Who should consider attending the “Flu Express”:

 

• Adults, seniors and anyone who has had the flu shot before

• Children aged 10 years and older.

• Individuals should be in good health with no active infections.

• Those with chronic health problems, eg diabetes, chest or heart disease, should inform their doctor when they have been vaccinated.

Flu shot only will be offered at these sites 

 

You will not be given the shot if:

• You have allergies to eggs or products from chicken

• You have had a reaction to the flu shot before

• You have a fever

 

Please have the right cash ready. (Credit/debit card facilities will not be available).  

 

 


Flu vaccine is also available from most private physicians.  The flu vaccine will also be available at the following Health Centres

 

• Hamilton Health Centre                        Monday to Friday        8.30 – 11.30:

                                                            Wednesdays               2 – 4 pm

• Somerset Health Centre                      Tuesdays                    2 – 4 pm

 

• St George’s Health Centre                  Fridays    2 – 4 pm

 

About Influenza:

Influenza or flu, is a highly contagious viral infection caused by the influenza virus. It is generally spread from person to person by coughs and sneezes from an infected individual. In the USA, 20-30 thousand mostly elderly people die each year from complications of flu. There were no deaths attributed locally to influenza. 

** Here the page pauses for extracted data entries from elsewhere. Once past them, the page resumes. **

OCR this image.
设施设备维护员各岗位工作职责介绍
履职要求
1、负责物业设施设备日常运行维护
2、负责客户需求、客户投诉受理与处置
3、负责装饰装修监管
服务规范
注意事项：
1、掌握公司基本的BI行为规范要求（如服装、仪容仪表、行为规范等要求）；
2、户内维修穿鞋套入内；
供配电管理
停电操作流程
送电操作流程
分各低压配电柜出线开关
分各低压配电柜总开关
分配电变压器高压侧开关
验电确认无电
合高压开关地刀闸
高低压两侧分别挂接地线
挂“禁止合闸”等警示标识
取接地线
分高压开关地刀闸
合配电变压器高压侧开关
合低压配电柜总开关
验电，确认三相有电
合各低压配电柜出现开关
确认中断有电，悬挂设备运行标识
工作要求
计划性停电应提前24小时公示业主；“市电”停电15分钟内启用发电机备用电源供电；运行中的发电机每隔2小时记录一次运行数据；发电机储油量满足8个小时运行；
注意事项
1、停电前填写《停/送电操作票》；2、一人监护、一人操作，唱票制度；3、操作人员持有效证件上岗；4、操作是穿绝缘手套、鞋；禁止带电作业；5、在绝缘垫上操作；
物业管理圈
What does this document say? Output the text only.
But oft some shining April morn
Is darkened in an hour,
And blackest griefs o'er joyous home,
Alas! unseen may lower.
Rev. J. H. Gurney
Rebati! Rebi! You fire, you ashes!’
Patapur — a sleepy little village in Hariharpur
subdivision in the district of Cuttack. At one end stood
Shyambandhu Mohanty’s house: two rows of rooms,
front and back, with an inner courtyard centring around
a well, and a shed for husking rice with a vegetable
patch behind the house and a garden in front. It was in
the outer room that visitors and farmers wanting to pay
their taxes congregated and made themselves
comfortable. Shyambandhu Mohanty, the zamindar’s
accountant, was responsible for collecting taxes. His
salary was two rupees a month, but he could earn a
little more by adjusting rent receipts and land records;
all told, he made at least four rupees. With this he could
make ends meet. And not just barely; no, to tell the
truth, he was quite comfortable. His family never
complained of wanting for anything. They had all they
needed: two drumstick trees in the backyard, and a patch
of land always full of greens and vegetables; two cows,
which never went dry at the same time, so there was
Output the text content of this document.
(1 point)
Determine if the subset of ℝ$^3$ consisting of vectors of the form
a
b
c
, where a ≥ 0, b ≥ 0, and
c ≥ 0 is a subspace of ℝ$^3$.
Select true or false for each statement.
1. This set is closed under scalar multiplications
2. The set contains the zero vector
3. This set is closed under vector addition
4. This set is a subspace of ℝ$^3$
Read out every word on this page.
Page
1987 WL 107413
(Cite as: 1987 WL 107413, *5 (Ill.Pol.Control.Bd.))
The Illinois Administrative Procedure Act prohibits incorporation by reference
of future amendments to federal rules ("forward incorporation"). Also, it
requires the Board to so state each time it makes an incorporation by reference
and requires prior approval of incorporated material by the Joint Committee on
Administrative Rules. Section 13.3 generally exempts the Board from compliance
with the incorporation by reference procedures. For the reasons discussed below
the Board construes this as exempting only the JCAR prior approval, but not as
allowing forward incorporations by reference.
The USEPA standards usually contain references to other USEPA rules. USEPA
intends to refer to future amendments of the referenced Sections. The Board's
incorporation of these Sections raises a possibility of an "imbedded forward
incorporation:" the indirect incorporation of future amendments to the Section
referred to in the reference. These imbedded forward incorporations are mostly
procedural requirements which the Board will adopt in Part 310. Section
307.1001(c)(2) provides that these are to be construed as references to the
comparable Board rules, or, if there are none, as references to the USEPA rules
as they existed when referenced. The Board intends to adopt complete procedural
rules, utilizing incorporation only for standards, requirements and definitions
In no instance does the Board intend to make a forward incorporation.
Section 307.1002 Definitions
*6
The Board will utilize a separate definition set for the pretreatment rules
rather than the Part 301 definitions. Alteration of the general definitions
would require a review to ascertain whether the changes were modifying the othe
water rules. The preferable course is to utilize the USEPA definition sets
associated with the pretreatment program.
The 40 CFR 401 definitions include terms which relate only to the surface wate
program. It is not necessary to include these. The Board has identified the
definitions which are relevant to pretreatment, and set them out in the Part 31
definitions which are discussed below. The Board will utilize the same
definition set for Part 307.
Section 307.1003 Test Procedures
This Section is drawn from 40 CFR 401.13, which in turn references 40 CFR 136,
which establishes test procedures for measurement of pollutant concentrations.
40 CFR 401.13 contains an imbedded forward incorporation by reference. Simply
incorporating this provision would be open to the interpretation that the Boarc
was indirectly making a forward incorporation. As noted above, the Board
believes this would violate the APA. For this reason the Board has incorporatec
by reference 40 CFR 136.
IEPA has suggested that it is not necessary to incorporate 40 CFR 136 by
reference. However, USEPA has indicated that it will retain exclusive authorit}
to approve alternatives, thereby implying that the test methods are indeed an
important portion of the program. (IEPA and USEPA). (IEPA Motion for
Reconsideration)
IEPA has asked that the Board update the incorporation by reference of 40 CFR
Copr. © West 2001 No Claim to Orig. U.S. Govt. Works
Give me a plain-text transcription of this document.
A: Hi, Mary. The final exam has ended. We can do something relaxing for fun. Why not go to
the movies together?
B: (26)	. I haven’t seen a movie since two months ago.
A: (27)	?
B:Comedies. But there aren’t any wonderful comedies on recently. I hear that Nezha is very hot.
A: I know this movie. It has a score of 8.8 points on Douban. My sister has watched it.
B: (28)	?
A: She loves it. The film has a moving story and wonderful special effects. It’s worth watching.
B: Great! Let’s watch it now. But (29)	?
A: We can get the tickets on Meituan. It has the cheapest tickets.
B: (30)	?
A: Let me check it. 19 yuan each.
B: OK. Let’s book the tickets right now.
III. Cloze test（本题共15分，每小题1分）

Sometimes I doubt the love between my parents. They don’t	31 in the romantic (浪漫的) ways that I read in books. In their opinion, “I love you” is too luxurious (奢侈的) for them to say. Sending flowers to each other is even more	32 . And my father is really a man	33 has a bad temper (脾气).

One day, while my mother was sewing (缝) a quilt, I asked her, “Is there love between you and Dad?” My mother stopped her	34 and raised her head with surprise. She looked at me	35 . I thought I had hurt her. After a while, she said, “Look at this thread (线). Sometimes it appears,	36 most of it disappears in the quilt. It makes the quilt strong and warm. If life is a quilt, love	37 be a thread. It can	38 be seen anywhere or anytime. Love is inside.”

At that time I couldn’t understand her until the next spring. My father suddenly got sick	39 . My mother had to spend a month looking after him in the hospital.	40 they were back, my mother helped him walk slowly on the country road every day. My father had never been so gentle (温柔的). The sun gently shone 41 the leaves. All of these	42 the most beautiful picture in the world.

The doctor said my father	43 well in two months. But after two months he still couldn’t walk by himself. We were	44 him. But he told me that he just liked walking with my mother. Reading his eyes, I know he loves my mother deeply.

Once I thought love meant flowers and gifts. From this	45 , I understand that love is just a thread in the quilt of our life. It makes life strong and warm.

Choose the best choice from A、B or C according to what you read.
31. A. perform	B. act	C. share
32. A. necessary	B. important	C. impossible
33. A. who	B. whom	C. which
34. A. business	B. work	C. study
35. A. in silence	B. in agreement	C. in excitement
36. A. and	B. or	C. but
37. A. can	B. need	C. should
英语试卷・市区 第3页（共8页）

Outbreaks of flu are most common in the winter and occur each year, peaking in the months of January & February in the northern hemisphere and in July & August in the southern hemisphere. These annual outbreaks are due to minor changes, (‘viral shifts)’ in the surface proteins of the virus, which enable them to evade the immunity that individuals developed following a previous infection or a flu shot.  Having an annual flu shot provides a high level of immunity to the current strains of flu virus. Individuals who have had flu before or been immunized previously will only have partial immunity to this seasons flu. They are vulnerable but may have less severe symptoms.

Flu symptoms.

Symptoms of flu develop two to four days after exposure. Typically, persons experience a sudden onset of sore throat, and runny nose with high fever, headache, backache, muscle pains fatigue and general malaise. Although it is unpleasant and debilitating, most people recover after a few days. Extra fluids, bed rest and aspirin or acetaminophen are all that are needed. (Aspirin is not indicated for children with flu-like symptoms because it may cause Reyes syndrome).

In some people flu can be quite serious because it may increase their risk of developing complications such as pneumonia. The very young, the frail elderly and people with other medical conditions are those most likely to develop complications. If cough, high fever, or un-wellness persists beyond a few days especially in these groups, a physician should be consulted in case antibiotics or other medications are required for secondary infection.

Flu prevention

The chance of contracting flu and other upper respiratory infections can be reduced by frequent hand washing practices, by ‘covering’ coughs and sneezes, disposing of soiled tissues and avoiding crowded places.

Flu vaccine is a safe and highly effective method of preventing most cases of flu. Side effects are rare and usually mild.

The flu vaccine currently available has been designed to provide protection against the strains of virus thought to be most likely in circulation for the 2011/12 flu season. It is an ‘inactivated’ vaccine, ie it contains killed viruses and therefore cannot cause a flu-like infection. It is administered by injection and is safe from ages 6 months onwards.

Individuals under their physician’s care for chronic health problems and children under the age of three years are asked to obtain permission from their physician.

Pneumococcal Vaccine, which protects against pneumococcal pneumonia, may also be recommended by physicians for some individuals and can be given at the same time as flu vaccine. Generally, a single shot provides prolonged immunity and does not need to be repeated annually. Pneumococcal Vaccine costs $20.00.